A Self-Supervised Learning Approach with Differentiable Optimization for UAV Trajectory Planning
Yufei Jiang, Yuanzhu Zhan, Harsh Vardhan Gupta, Chinmay Borde, Junyi Geng
TL;DR
This work tackles 3D UAV trajectory planning under SWAP constraints by marrying learning-based depth perception with differentiable, physics-informed trajectory optimization in a bi-level optimization framework. A 3D ESDF cost map enables self-supervision without expert demonstrations, while a differentiable minimum-snap trajectory optimizer ensures dynamic feasibility and gradient flow for end-to-end training. A Time Allocation Net accelerates planning and improves efficiency, with gradients propagated through the optimizer via implicit differentiation. The method yields substantial gains over state-of-the-art baselines in simulation and real-world tests, notably a 31.33% improvement in position tracking and a 49.37% reduction in control effort, underscoring its potential for robust, generalizable UAV navigation in complex 3D environments.
Abstract
While Unmanned Aerial Vehicles (UAVs) have gained significant traction across various fields, path planning in 3D environments remains a critical challenge, particularly under size, weight, and power (SWAP) constraints.

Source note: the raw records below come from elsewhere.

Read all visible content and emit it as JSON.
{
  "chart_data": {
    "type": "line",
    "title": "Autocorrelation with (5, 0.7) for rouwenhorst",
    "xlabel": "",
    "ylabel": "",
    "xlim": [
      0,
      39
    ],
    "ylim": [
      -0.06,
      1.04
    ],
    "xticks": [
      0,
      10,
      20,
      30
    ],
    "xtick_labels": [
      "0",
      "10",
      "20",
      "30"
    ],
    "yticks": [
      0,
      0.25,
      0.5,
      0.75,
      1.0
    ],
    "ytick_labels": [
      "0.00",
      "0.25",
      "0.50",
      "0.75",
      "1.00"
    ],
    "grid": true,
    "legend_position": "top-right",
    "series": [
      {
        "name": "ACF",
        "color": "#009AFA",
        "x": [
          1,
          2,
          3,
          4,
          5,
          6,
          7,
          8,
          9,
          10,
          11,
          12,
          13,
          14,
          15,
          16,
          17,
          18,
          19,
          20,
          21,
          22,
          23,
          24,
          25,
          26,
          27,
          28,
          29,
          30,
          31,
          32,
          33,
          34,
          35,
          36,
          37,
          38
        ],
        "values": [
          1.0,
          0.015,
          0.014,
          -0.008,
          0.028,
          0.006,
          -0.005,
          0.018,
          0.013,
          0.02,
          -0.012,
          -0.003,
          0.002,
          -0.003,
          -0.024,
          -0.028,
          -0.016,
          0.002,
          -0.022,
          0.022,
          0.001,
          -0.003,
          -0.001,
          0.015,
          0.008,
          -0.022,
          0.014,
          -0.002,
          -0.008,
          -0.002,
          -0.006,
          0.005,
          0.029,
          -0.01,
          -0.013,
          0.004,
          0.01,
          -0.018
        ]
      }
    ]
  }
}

Traditional modular planning systems often introduce latency and suboptimal performance due to limited information sharing and local minima issues. End-to-end learning approaches streamline the pipeline by mapping sensory observations directly to actions but require large-scale datasets, face significant sim-to-real gaps, or lack dynamical feasibility. In this paper, we propose a self-supervised UAV trajectory planning pipeline that integrates a learning-based depth perception with differentiable trajectory optimization. A 3D cost map guides UAV behavior without expert demonstrations or human labels. Additionally, we incorporate a neural network-based time allocation strategy to improve the efficiency and optimality. The system thus combines robust learning-based perception with reliable physics-based optimization for improved generalizability and interpretability. Both simulation and real-world experiments validate our approach across various environments, demonstrating its effectiveness and robustness. Our method achieves a 31.33% improvement in position tracking error and 49.37% reduction in control effort compared to the state-of-the-art.